Underwater Internet of Things starting to sneak up on us.

Whispers – Donato Giancola
A couple of years back I was in an Animal Bioacoustics committee meeting at an Acoustical Society conference when a colleague from another standards committee popped in to alert us that his committee was working on something that would warrant some collaboration.
Under the auspices of the International Standards Organization (ISO), they were working on the “Underwater Internet of Things” (UIoT).  I’ve written about this a bit over the years, understanding that it is inevitable, and that our task is to make sure that it wreaks the least amount of havoc on marine life.
So as I write this I’m a bit groggy, having participated in an ISO “Joint Working Group” (JWG) meeting addressing this concern that – due to our international membership, took place last night between 2am – 4am my time.
Technical communication is all about reducing ambiguity. In digital communication a lot hinges on the dichotomous distinction between “ones” and “zeros.” With the electronic signals in your computer this can be pretty easy, through the switching between “voltage present,” and “voltage absent.” It’s all in the copper and the silicon and nobody gets hurt.
This is the same in the realm of electromagnetic radio-frequency energy (broadcast internet) transmitted through our living environments. None of us have radio-frequency sensors, so while we live in a thick density of digital radio-frequency modulation, arguably, nobody gets hurt.
But conveying digital signals through water is a bit more organic. Water is electronically conductive, and radio-frequency opaque – thwarting these transmission channels. So transmitting data through water requires sound or light – both of which are in the perceptual grasp of various marine animals – and thus the concerns.
Reducing ambiguity in light switching is easy; the light is on, or the light is off. This would be annoying if it was your neighbor’s over-sensitive motion-sensing porch light, but no tissues are compromised.
Sound, on the other hand, transmits a lot of energy through the water, and reducing ambiguity requires rapidly switching between full noise, and no noise. It also needs to be loud enough to overcome any ambient or biological noise.

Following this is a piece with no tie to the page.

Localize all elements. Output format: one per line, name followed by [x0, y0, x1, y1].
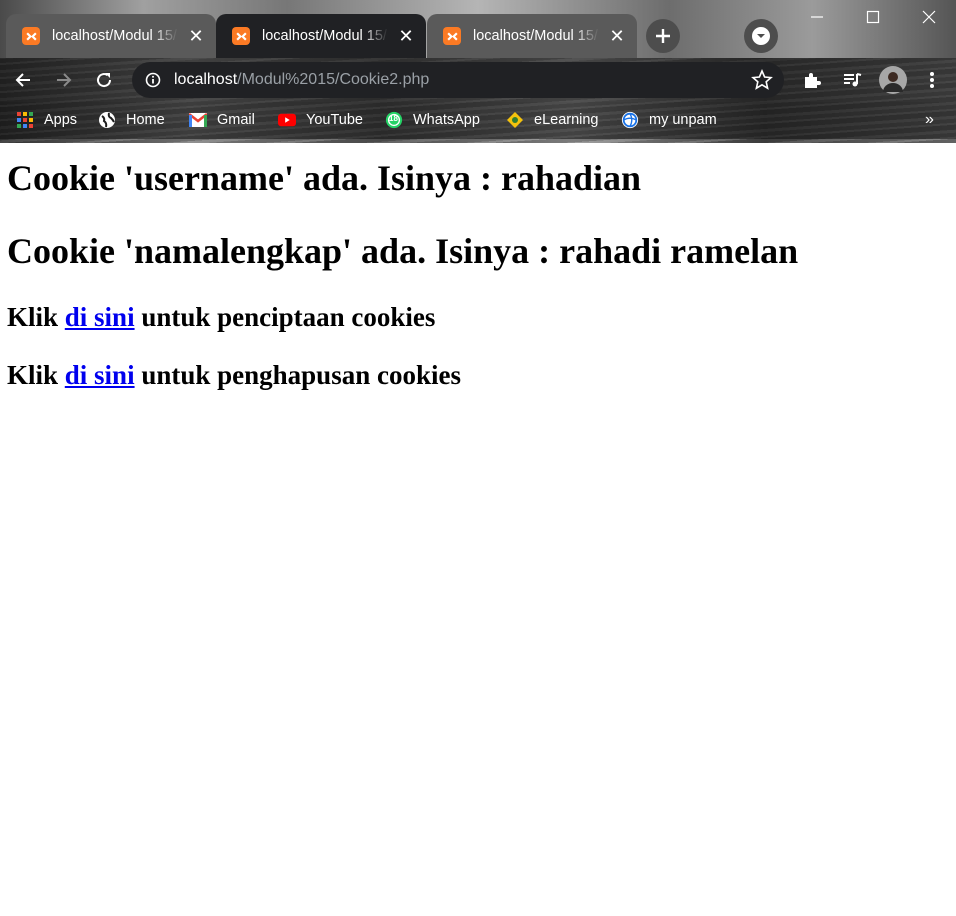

So making the difference between “on” and “off” unambiguous, the “rise time” needs to be fast, and the dwell time needs to be relatively long.
Without getting too far out into the weeds on this, suffice it to say that acoustical signals that fit this description sound horrible. This is one of the drivers of our ISO JWG; how do you set up a complex and dense system of digital communications, while accommodating for the already occupied bio-acoustic niches?
As we entered into the structural discussion last night it became clear to me that the this conversation was tapping into the “data layer” discussion that was taking place back in the 1980s specific to the seven -layer Open System Integration (OSI) data layers, a framework that facilitated system interoperability.
All of this required continuous data-streams between the various layers, passing timing “tokens” to keep everyone synchronized, and defining “data packet” real estate along a data streams so that the various operating systems knew where to look for its appropriate data.
So as a lot of us “legacy engineers” (gray hairs) have been thinking about the “Underwater Internet of Things,” it seems as if there has been this assumption of a need for some continuous data stream – such as in the NATO approved JANUS protocol, or the POSYDON underwater global positioning system (GPS).
As I understand it, POSYDON has been paused at present due to concerns of bioacoustic impacts But our ISO meeting still seemed informed by the “OSI data layer” idea – inferring that some layer(s) will need to be continuously transmitting in the 900Hz to 60kHz frequency range – the communications “sweet spot” for odontocetes – e.g. dolphins and porpoises) so that all equipment can be data-synchronized.
My suggestion was that the communications should only communicate when needed – on a polling basis. Equipment doesn’t need to know where they are until they are doing something relative to other equipment. They can gather information in transit, and divulge that information when they are close enough to a data node to decrease the noise. POSYDON GPS nodes don’t need to blather on about where they are all the time just so that various deployed equipment can track themselves, rather positioning data can precisely announce where they are specifically when asked.
This could significantly decrease the acoustical effluvia that otherwise compromises the bioacoustic habitat that the UIoT noise threatens.